The fox’s name was Mine, and I believe she had named herself. Mine wasn’t interested in Mother. And she didn’t know Mother had puppies, so Bone and I were not in danger from Mine. Still, Mother was afraid of her. Bone and I would peer over the edge of the wheelbarrow and see Mother at the door to the shed. She sat planted on her haunches, her brow creased, gazing out at the field beyond the Merrions’ backyard. I could tell when Mine was in the field, because Mother sat at strict, grim attention. If a squirrel was out there, Mother would sit quivering, her tail twitching. She might even jump to her feet and give chase. But when Mine was outside, Mother watched motionless, except for the slow turn of her head as she tracked Mine from a garden to the woods, or from the playhouse to the Merrions’ porch.
This was why Mother feared Mine: Mine had no sense. She didn’t even have the sense to steer clear of the Merrions. She wandered through their yard at all hours, not caring who might see her. She didn’t teach her kits to fear the Merrions, she didn’t try to hide her kills, she was reckless, she was bold, she was cheeky. Mother thought Mine put us all in danger.

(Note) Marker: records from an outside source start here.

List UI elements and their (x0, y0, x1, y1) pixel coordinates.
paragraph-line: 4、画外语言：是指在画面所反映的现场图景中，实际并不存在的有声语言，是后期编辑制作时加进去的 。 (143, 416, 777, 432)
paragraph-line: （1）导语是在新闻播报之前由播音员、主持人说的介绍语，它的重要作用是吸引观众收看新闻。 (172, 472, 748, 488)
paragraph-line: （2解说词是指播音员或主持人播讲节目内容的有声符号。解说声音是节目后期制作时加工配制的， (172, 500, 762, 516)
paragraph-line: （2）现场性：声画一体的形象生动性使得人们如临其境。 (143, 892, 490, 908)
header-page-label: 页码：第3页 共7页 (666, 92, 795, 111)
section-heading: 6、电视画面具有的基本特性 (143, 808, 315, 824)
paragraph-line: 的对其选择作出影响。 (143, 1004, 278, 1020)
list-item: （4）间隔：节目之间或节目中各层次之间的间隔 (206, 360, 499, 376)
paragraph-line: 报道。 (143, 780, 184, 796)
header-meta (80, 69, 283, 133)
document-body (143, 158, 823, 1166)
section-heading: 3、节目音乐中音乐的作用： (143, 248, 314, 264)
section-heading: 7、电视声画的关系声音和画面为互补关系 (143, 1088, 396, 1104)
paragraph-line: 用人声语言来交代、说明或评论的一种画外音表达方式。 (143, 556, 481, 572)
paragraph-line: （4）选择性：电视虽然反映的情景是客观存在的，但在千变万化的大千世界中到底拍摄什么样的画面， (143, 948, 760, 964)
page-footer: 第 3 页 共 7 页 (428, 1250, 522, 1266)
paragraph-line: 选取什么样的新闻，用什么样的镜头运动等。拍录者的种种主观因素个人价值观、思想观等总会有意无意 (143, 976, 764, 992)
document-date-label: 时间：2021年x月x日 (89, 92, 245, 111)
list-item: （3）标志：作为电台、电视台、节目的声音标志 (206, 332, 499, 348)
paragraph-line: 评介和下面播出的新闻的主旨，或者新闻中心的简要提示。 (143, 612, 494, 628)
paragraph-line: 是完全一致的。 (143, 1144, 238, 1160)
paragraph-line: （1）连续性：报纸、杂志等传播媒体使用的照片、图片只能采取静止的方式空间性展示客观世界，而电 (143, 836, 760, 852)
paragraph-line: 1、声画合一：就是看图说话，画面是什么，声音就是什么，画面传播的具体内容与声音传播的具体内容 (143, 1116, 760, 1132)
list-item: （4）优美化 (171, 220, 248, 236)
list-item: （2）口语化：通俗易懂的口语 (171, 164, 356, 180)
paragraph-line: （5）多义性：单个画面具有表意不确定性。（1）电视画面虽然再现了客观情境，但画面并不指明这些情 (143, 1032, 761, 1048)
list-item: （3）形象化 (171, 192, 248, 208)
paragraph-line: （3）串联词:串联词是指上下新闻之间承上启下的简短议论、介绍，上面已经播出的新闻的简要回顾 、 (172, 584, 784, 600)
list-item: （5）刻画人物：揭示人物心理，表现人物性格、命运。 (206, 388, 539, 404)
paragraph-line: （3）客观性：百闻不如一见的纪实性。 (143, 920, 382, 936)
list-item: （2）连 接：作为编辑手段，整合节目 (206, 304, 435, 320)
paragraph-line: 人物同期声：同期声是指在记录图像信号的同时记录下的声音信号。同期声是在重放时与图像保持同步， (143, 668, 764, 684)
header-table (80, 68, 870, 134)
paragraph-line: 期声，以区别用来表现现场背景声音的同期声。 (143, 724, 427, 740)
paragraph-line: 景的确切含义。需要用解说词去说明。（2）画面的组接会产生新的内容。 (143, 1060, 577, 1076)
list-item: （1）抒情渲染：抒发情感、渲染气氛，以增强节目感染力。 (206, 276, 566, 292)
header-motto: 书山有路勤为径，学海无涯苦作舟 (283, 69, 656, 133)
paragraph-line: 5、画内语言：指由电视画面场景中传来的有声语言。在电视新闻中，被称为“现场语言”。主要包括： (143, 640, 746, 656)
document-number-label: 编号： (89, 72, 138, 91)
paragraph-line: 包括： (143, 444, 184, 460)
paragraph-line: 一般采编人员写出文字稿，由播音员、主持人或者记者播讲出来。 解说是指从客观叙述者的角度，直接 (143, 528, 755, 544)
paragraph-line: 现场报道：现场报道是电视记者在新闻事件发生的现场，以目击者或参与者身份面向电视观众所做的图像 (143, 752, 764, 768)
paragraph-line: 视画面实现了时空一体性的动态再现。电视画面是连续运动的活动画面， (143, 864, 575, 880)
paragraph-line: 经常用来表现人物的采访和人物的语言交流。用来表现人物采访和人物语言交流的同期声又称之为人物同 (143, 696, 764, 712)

I didn’t quite understand this, though, not when I was still such a young puppy that I couldn’t leave our nest. All I knew then was life in our warm wheelbarrow, where each day was much the same as the next. Bone and Mother and I would lie in a pile of fur and feet and tails and snouts. Bone and I would nurse. When Mother left the shed, which she did more often as Bone and I grew older, I would peer over the edge of the wheelbarrow at the cats and mice. I watched the mice dart and hide, listened to them chew and squeak. I watched the cats come and go, listened to them mew and purr. Every now and then a cat or an older kitten would venture out of the shed and not return. I realize now what was happening: The mice were eating corn and seeds, the cats were eating the mice, and owls and hawks were eating the cats.